La sobrietà è il nuovo lavoro di
Carlo Fenizi,
regista, sceneggiatore e docente, con un film corale e visionario che
mescola commedia nera, mockumentary e atmosfere grottesche. Prodotto e
distribuito da
Tejo s.r.l.s., realtà indipendente fondata dallo stesso Fenizi insieme a
Raffaele Notaro, il film esce su
Prime Video il 27 aprile.
Nel cast Michele Venitucci, Eva Basteiro-Bertolí e Francesco Zenzola, affiancati da un gruppo eterogeneo di interpreti e da tre presenze di forte richiamo: Amanda Lear, Carmen Russo e Antonia San Juan.

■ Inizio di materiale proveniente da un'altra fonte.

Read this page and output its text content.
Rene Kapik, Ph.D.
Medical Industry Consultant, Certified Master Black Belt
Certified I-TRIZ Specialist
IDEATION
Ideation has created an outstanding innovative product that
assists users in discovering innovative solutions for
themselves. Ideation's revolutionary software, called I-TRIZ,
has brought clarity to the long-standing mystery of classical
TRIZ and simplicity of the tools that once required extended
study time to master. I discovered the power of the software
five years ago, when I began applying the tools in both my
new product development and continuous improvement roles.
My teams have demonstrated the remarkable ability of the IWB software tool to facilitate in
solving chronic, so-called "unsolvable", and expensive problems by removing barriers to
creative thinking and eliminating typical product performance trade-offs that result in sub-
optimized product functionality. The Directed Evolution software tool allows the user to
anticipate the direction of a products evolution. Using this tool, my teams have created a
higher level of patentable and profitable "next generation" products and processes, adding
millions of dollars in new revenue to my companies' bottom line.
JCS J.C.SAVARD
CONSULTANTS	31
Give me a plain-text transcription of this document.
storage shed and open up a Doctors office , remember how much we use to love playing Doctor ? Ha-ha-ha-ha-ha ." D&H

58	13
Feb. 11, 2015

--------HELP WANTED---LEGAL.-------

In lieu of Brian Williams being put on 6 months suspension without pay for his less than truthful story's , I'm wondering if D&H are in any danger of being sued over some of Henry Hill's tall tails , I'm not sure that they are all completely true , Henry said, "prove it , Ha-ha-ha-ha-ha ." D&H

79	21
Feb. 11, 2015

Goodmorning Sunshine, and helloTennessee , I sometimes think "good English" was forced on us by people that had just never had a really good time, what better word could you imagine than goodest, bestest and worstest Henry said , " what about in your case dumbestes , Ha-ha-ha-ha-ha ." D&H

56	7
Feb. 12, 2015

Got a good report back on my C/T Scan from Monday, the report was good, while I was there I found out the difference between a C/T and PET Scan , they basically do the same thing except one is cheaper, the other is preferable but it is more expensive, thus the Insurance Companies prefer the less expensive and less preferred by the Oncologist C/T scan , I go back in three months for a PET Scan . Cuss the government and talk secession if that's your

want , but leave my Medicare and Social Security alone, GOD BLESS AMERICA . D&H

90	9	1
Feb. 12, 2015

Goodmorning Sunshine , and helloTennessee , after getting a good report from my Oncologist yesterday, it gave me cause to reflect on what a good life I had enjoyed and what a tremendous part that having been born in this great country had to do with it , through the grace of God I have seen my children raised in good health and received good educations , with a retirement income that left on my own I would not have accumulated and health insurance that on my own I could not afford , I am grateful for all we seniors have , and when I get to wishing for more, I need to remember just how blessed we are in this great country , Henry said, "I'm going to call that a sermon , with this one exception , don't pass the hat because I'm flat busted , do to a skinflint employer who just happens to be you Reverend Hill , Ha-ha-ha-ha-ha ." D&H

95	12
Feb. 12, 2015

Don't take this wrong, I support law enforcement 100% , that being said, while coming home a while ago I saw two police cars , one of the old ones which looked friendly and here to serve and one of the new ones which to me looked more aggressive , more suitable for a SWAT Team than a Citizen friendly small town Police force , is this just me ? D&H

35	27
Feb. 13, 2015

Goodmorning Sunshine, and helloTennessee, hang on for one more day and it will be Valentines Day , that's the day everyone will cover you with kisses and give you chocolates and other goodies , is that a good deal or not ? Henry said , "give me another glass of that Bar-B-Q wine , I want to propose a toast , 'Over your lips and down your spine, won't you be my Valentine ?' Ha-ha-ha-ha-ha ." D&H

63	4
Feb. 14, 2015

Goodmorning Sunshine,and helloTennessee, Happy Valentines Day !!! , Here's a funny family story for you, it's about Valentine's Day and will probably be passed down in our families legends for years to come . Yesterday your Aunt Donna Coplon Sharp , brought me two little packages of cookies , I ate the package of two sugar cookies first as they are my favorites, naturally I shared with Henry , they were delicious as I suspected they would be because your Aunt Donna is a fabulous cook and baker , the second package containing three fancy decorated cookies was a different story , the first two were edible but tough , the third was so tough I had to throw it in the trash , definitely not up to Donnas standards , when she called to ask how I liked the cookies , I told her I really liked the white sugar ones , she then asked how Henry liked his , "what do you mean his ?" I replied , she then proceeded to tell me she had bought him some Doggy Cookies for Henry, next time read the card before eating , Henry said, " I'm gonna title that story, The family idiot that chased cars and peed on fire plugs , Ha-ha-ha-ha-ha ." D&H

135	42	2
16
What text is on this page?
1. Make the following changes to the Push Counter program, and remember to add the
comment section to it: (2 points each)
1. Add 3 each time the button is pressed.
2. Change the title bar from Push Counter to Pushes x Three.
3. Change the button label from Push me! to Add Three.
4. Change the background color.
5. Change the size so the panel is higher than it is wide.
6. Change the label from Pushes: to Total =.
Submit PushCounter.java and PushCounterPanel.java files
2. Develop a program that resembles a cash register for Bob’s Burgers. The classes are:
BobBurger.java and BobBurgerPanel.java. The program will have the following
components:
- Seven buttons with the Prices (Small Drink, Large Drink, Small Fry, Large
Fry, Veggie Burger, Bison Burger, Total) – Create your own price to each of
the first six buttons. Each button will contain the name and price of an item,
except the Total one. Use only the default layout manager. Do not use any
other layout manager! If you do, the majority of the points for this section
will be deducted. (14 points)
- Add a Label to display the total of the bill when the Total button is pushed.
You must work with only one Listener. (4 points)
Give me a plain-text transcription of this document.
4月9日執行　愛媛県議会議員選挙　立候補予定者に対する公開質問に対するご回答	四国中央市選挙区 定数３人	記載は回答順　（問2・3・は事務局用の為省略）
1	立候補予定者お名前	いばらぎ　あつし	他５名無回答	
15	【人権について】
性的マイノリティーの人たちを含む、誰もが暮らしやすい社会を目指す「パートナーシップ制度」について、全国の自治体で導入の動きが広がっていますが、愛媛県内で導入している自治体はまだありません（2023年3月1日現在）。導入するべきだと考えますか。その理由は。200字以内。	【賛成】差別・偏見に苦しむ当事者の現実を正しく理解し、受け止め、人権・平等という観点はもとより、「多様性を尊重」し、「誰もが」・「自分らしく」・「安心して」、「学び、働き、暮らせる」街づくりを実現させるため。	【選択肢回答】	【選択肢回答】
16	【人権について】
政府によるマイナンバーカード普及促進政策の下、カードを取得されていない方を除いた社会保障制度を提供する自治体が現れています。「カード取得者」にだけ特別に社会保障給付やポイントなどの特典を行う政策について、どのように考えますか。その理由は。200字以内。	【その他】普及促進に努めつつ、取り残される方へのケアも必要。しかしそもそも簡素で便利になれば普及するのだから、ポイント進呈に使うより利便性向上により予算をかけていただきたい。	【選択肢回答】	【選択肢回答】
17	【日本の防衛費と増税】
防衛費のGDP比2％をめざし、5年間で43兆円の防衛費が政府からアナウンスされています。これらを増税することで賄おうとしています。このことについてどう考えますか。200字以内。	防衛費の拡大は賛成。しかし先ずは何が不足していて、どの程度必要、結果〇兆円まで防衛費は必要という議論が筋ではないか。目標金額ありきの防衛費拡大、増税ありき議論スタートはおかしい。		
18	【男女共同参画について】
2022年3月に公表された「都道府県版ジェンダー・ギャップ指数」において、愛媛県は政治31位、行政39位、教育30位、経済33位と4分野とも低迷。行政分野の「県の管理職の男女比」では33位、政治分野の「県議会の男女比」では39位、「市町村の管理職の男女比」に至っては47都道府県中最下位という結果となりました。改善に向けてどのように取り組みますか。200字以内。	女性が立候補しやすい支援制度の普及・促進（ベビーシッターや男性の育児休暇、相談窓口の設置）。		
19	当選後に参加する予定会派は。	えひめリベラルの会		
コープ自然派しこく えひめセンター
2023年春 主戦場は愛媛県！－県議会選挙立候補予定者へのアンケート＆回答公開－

Al centro della storia c’è Rodrigo, regista visionario reduce da una
delusione professionale, che incontra Kimba, enigmatica e controversa
actor coach. Figura carismatica e manipolatoria, Kimba ha sviluppato un
metodo tutto suo con cui dirige un gruppo di attrici disposte a tutto
pur di affermarsi nel mondo del cinema.
Quando
Rodrigo viene coinvolto per filmare le sue lezioni, decide, insieme
allo sceneggiatore Cornelio, di trasformare quell’esperienza in un
documentario con l’obiettivo di far emergere la verità sul “Metodo
Kimba”. Tra testimonianze, ricostruzioni e materiali eterogenei, la
narrazione si sviluppa in un intreccio di piani temporali e punti di
vista, coinvolgendo una galleria di personaggi che comprende ex attrici,
influencer, produttori e figure ai limiti del surreale. Con
l’avvicinarsi di uno scandalo e di una possibile rivolta interna, la
vicenda assume progressivamente toni più oscuri, mettendo in discussione
il confine tra realtà e finzione.
Tra i volti più noti del film, Amanda Lear
interpreta Suor Maria Loreta, madre superiora e guida spirituale legata
alla figura di Kimba. Artista poliedrica tra musica, televisione e arti
visive, Lear porta sullo schermo un personaggio che si inserisce nel
mosaico narrativo con un’aura enigmatica. Carmen Russo
è invece Italia Martinelli, produttrice potente e spietata, figura
chiave nel passato del protagonista Rodrigo. Icona dello spettacolo tra
cinema e televisione, Russo segna con questo ruolo il suo ritorno sul
grande schermo.
Accanto a loro, Antonia San Juan veste i panni di Corazón Aguilar, ex attrice misteriosa, mentre Eva Basteiro-Bertolí è la protagonista Kimba, fulcro dell’intero sistema narrativo. “La sobrietà di sobrio non ha nulla – dichiara Fenizi
– è un film metacinematografico che nasce dall’esigenza di raccontare
in modo iperbolico alcune dinamiche del mondo del cinema che ho
osservato e vissuto in prima persona”. Il regista sottolinea come il
progetto sia evoluto da una struttura inizialmente più tradizionale
verso una forma più libera e frammentata: “La narrazione ha preso una
piega indomita che ha virato verso l’impostazione del mockumentary. Da
una parte è una storia sulla manipolazione e la fragilità, dall’altra
esplora il rapporto tra finto realismo e fantasia”.
“Il
titolo contraddice completamente ciò che si vede – aggiunge – il mio
gusto si muove verso l’insolito e il grottesco, che considero una delle
espressioni più autentiche dell’essere umano”. Il film si configura come
un’opera corale, costruita su una forte frammentazione narrativa e su
un’estetica dichiaratamente artificiale, che rifiuta il naturalismo per
privilegiare un linguaggio espressivo più libero. “La sobrietà è un film
molto personale, una dichiarazione d’intenti “, conclude Fenizi,
evidenziando la natura indipendente del progetto, realizzato grazie alla
collaborazione e al coinvolgimento diretto di tutti i partecipanti.
La colonna sonora riflette la varietà stilistica del film, con contributi della stessa Eva Basteiro-Bertolí, dell’artista brasiliana Bartira, del musicista Gianluca Bergomi e del gruppo Terranima,
in un mix che spazia tra elettronica, sperimentazione e musica
popolare. Nei titoli di coda, una frase sintetizza il senso del
progetto: “La sobrietà è un film realizzato grazie alla volontà, la
passione, la fiducia, la disponibilità e l’amicizia di tutti coloro che
vi hanno partecipato”.
Un’affermazione che richiama la natura indipendente dell’opera e il percorso produttivo che ne ha accompagnato la realizzazione.